When the grapes have been pressed, and the Cabernet Sauvignon juice is being macerated with the skins, most chateaux will drain out a bit of the liquid in order to help concentrate the must. The greater the skin contact and the lesser the quantity of juice, the higher the concentration of flavor. That bit of liquid that's bled off during this process might normally be discarded, or maybe used to top off fermentation vats later on during the process, but some producers ferment that free-run must into an entirely different wine. Why waste top-quality grape juice? They take the slightly-pink liquid, ferment it on its own, and create a completely different style of wine from the excess drainage. Some people poo-poo saignée rosé because it's more of an after-thought than a carefully-crafted product (like making croutons from extra bread scraps). They think (and rightfully so) that the best rosé wines need higher acidity levels and should be made from fruit picked accordingly. I get where they're coming from. I certainly wouldn't be interested in a flabby, overly-sweet rosé made from the super-ripe excess of some high-alcohol red wine, but the grapes of the Graves are not of this nature. They result in mineral-driven wines with great acidity and character, which is why one can't just lump all saignée rosés into the same category.

I brought a bottle of the 2014 Rosé de Haut-Bailly home for dinner last night and my wife and I were thoroughly enthralled. It might be a bit full-bodied for delicate fish or your standard snack plate, but for roasted meats it's an absolute dream. We did chicken skewers on the grill with rice and vegetables, and the extra weight from the Cabernet really fleshed out the meal. The finish brings out the deep, dense red wine flavor, but the acidity never falters or falls flabby. As our Aussie buyer Ryan Woodhouse told me, "A lot of saignée rosé producers have to artificially acidify their wines because they're making red wine first, and using the leftovers for the rosé. That means they're trying to make crisp, refreshing wine with the same fruit they're using to create rich, robust wine." As I mentioned before, however, I wouldn't put the wines of Haut-Bailly (or the Graves in general) into that category. Grapes grown on gravel soils generally have higher Ph levels as is. If they're adding tartaric acid to the 2014 rosé it certainly went unnoticed by me. 
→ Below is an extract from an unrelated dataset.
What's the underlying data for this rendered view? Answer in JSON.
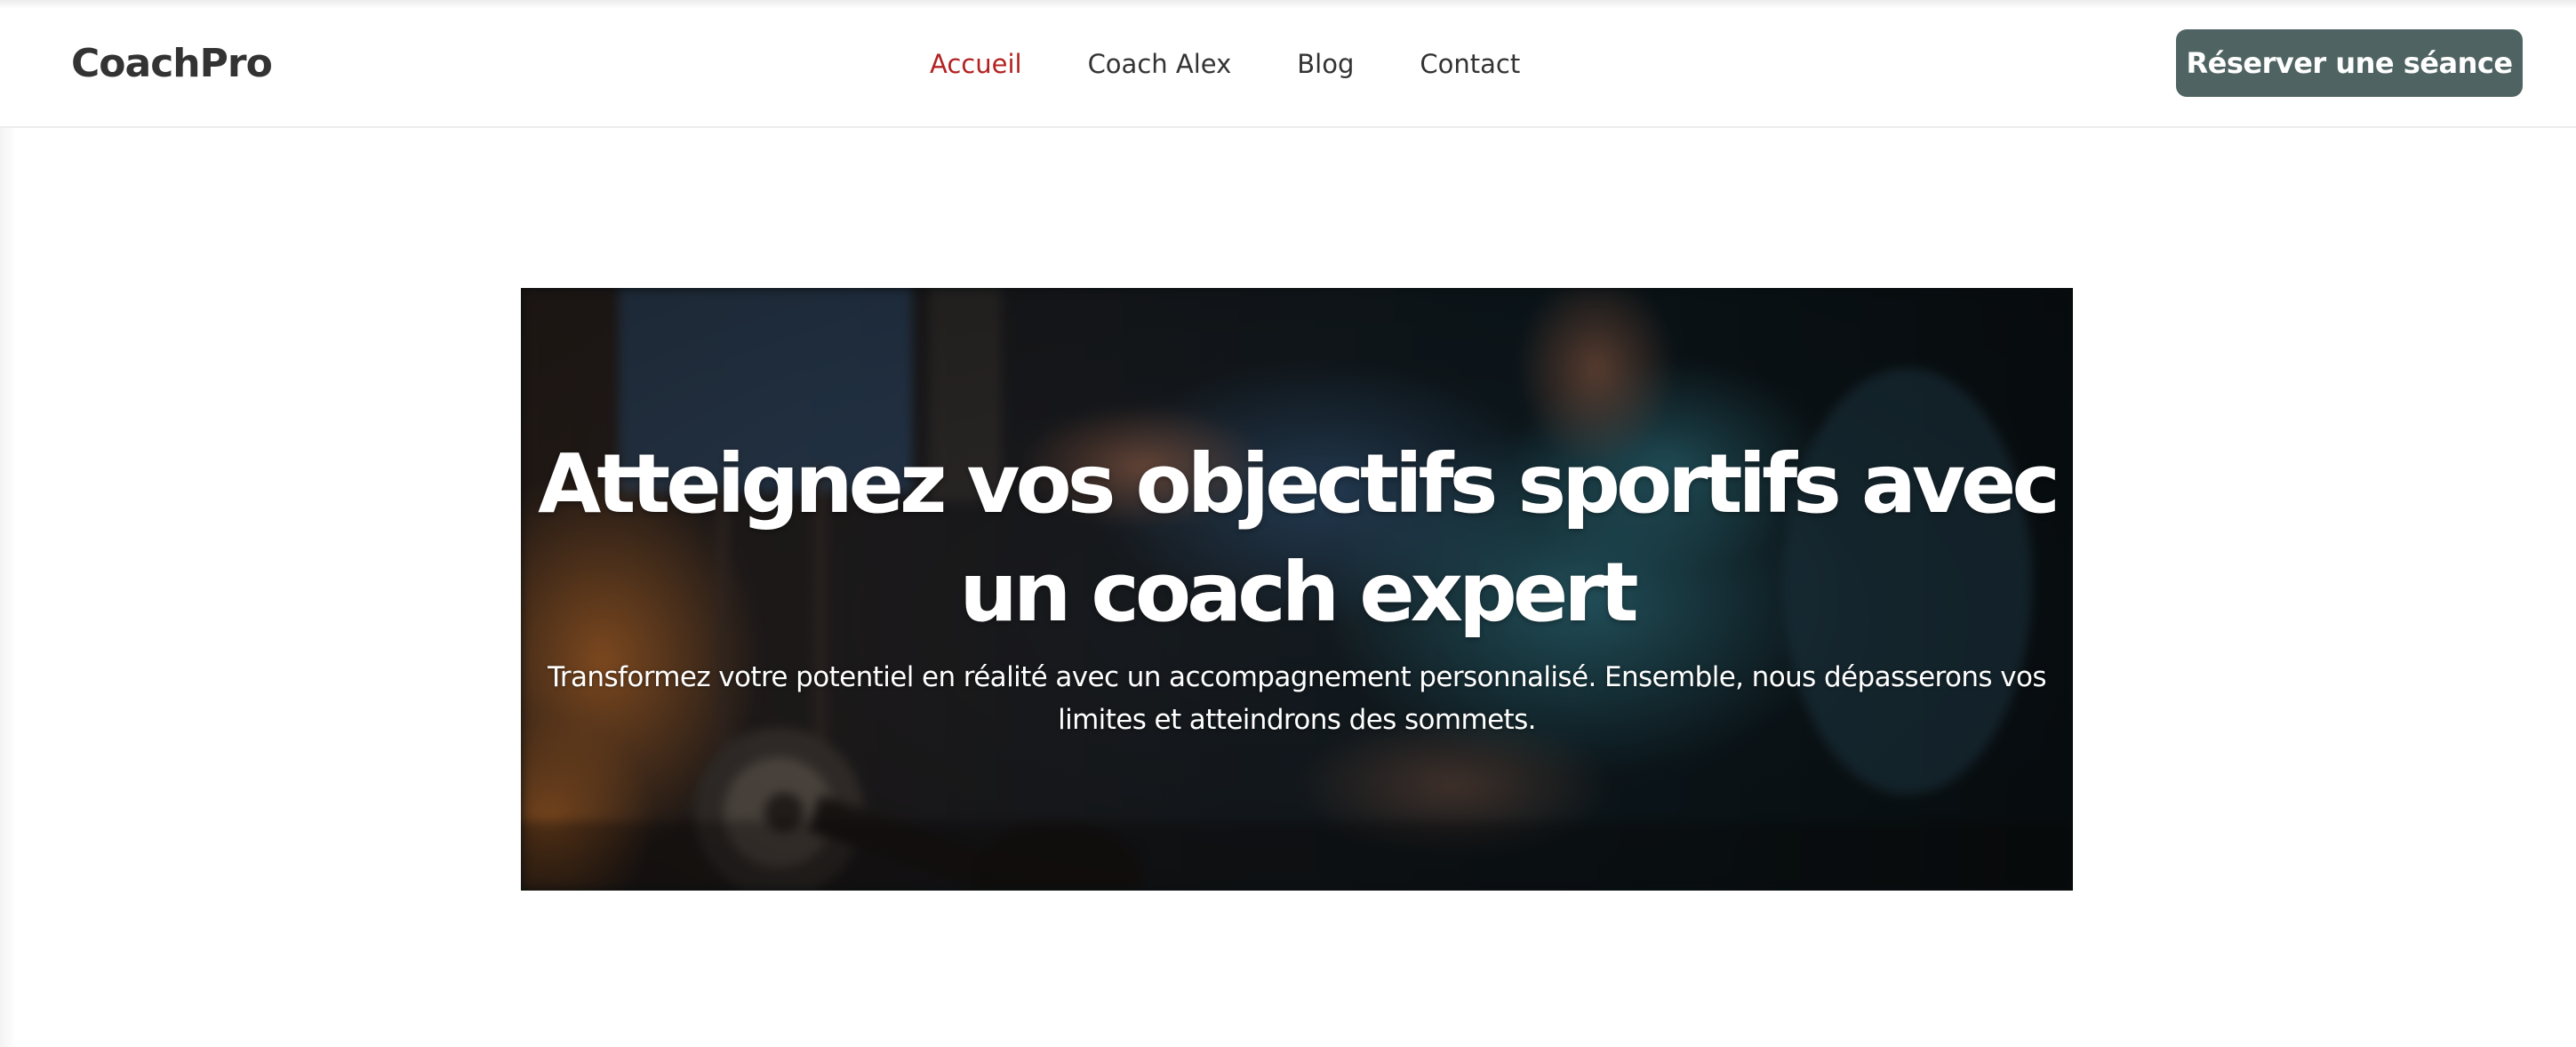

For those of you who don't drink much rosé, let me get this out there for you right now: no, this wine is not sweet. Rosé isn't necessarily just white zinfandel or blush chablis (that was a favorite of mine growing up). In fact, most rosé wines are light and surprisingly dry. There's a stigma against rosé because many people believe it to be fruity, candied, or full of bubble gum, but that's not the case for about 98% of the rosé wines we carry. Many of the French options currently on our shelf could be mistaken for crisp, clean white wines if tasted blindly. Just because they may look like Kool-Aid doesn't mean they taste like it. Other guys won't drink rosé because it's pink and effeminate, so it often comes down to an issue of manhood and masculine image. But if you think real men don't drink Bordeaux rosé, then you haven't been listening to your Jay-Z lately, have you? 

He's pissing Bordeaux and Burgundy, and flushing out riesling. Riesling, for God's sake! I never thought I'd see the day when mainstream hip-hop would embrace the sweet wines of Germany.

Or maybe you prefer Trey Songz? This is one of my all-time favorite drinking tracks. If I'm going out on the town to get a heat on, this is definitely bumping in my car on the way:


And, of course, our subject de jour is right there in the opening line:

"Pocket full of money, club don't jump til I walk inside the doorway; bottles of that rosé."

There's no stigma against Bordeaux and rosé here. So get yourself a bottle.